Jungleland est, à un certain niveau, un film de boxe, mais il ne possède presque aucun stéréotype du genre. Il n’y a pas de montage d’entraînement inspirant. Il n’y a ni paillettes ni glamour. Il y a, en toute honnêteté, très peu de combats. Il s’agit de deux frères, Stanley (Charlie Hunnam) et Lion (Jack O’Connell), qui s’accroupissent dans des bâtiments abandonnés et dérivent anonymement dans la vie. Ils combattent principalement leurs circonstances, les uns contre les autres et eux-mêmes.
Synopsis :Un boxeur et son frère traversent les États-Unis pour se rendre au dernier combat du premier. Mais une compagne de voyage inattendue va exposer les failles de leur relation tout au long du chemin.
Bien que Bruce Springsteen porte une grande partie d’une séquence finale émouvante, la chanson titulaire n’est entendue à aucun moment avant, une décision créative qui aurait probablement été trop bourrative pour le réalisateur Max Winkler, qui tisse au contraire une route plus patiente et inscrutable à travers une Amérique précaire. Film agréablement étrange, Jungleland se contente de laisser parler tranquillement les images composées de manière évocatrice. Nous obtenons des extraits de l’histoire à la fois de Stanley, un manager autoproclamé mais aussi un escroc vieillissant dont le charisme commence à ressembler au désespoir, et Lion, un bagarreur taciturne obligé de concourir dans un circuit de boxe souterrain parce que les manigances de son frère l’ont exclu de la discipline institutionnalisée.
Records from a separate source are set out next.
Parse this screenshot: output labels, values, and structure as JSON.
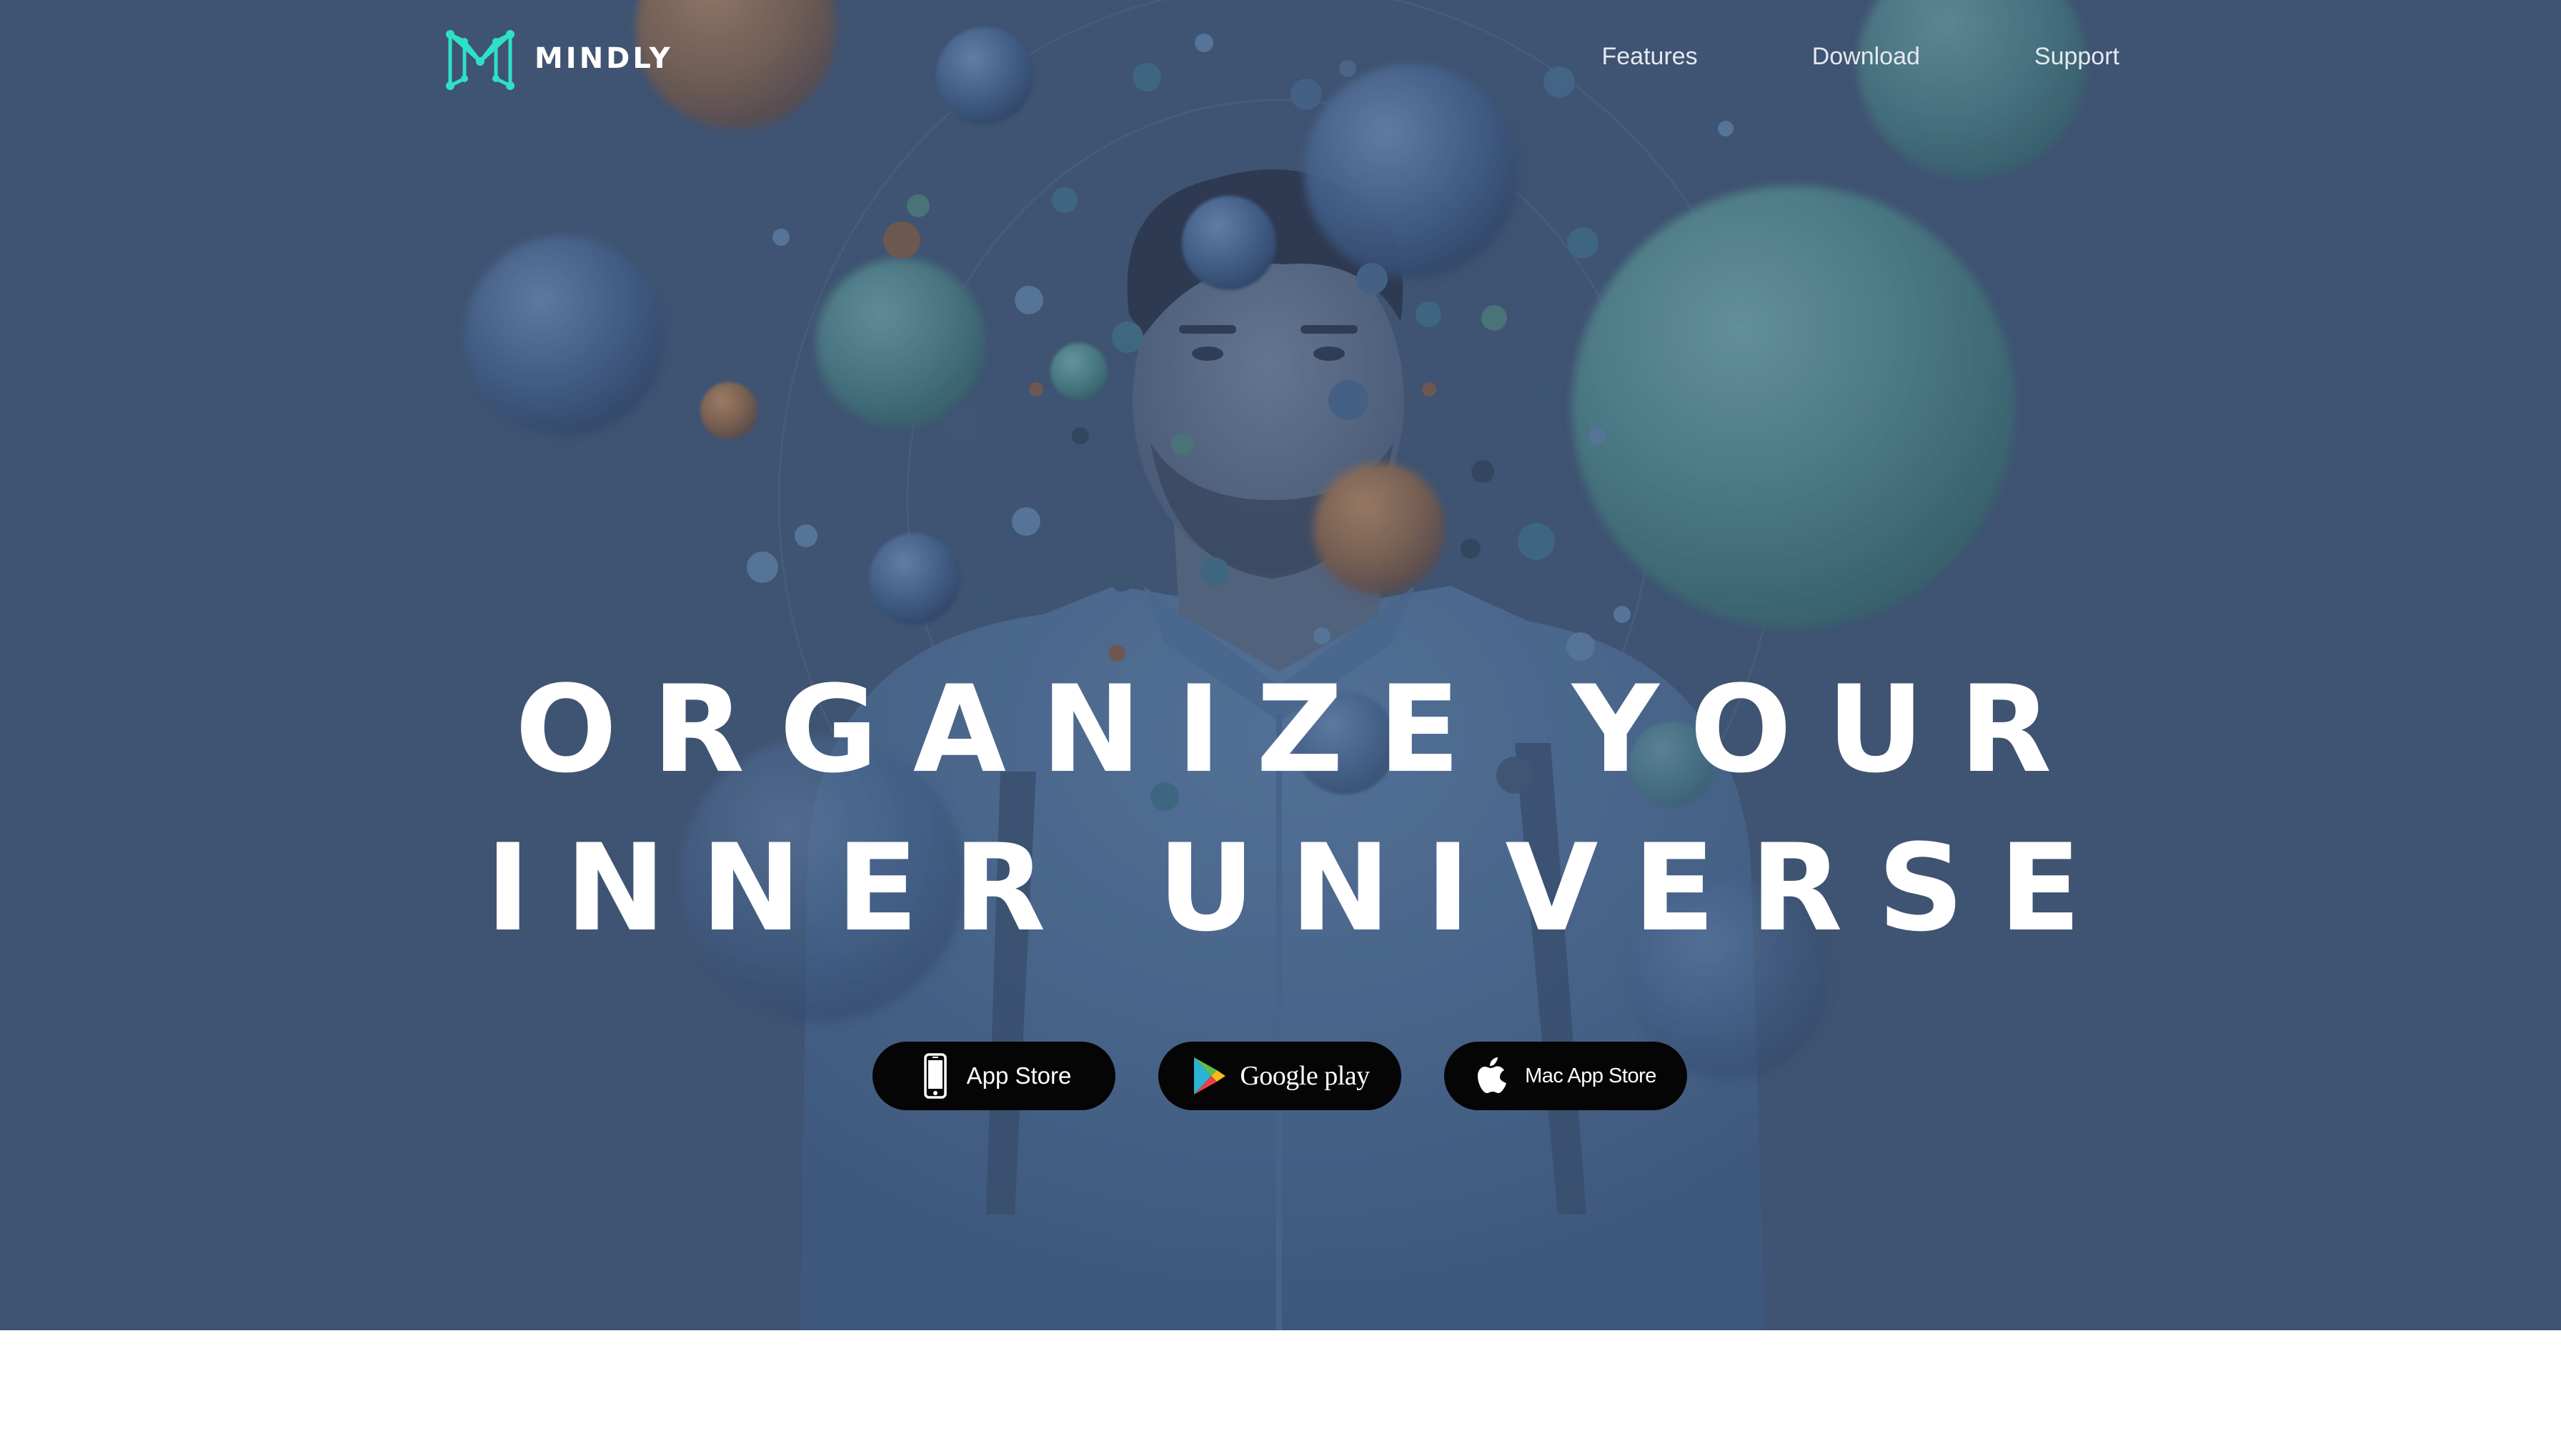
{
  "brand": {
    "name": "MINDLY",
    "logo_icon": "mindly-m-network-icon",
    "accent_color": "#2ee0c6"
  },
  "nav": {
    "items": [
      {
        "label": "Features"
      },
      {
        "label": "Download"
      },
      {
        "label": "Support"
      }
    ]
  },
  "hero": {
    "background_color": "#3f5472",
    "background_image": "man-among-floating-spheres",
    "headline_line1": "ORGANIZE YOUR",
    "headline_line2": "INNER UNIVERSE"
  },
  "downloads": [
    {
      "label": "App Store",
      "icon": "iphone-icon"
    },
    {
      "label": "Google play",
      "icon": "google-play-icon"
    },
    {
      "label": "Mac App Store",
      "icon": "apple-icon"
    }
  ]
}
Ce ne serait peut-être pas un spoiler d’entrer dans les détails, car une romance naissante entre Lion et Sky d’âge similaire et la rupture progressive se formant entre les frères sont fondamentalement classiques dans le genre. Cependant, je m’abstiendrai tout de même de faire ça, d’autant plus que Jungleland prend pas mal de virages inattendus dans un dernier acte maniaque qui abandonne la mélancolie sinueuse et lente des parties précédentes en offrant un développement meurtrier haletant jusqu’à son dernier plan. La récompense vaut le voyage, mais il faut quelques bosses sur la route pour y arriver.
Mais les bosses font partie du point fort. Aussi longtemps que le film reste en grande partie sans but, il donne aux trois personnages une occasion de se développer, ce qui commence comme archétypes, se transforme progressivement en personnages multi-couches. Hunnam réalise le meilleur travail de sa carrière, et O’Connell offre une routine désormais bien connue en tant que jeune homme authentiquement coriace et endommagé, avec un jeu qui scintille bien que caché juste sous la surface. Mais c’est Barden, vu plus récemment dans la deuxième saison de The End of the ****Ing World, qui vient de faire ses débuts sur Netflix, qui anime vraiment le récit avec un personnage fascinant et difficile comme Sky. On peut aussi notifier la faible présence du charismatique Jonathan Majors vu récemment dans la série Lovecraft Country.
Max Winkler signe avec Jungleland un road-trip sportif particulièrement bien pensé. Grâce à ses acteurs et la profondeur de ses personnages, toutes les faiblesses de son scénario parviennent à être effacées. L’ambiance esthétique donne le ton, un rythme juste et remarquablement linéaire sur les deux premiers actes pour arriver à un climax des plus sincères et efficaces. Au plus proche des personnages et avec une réalisation intimiste, Winkler signe un grand film du genre : un doux voyage dans un pays inégal.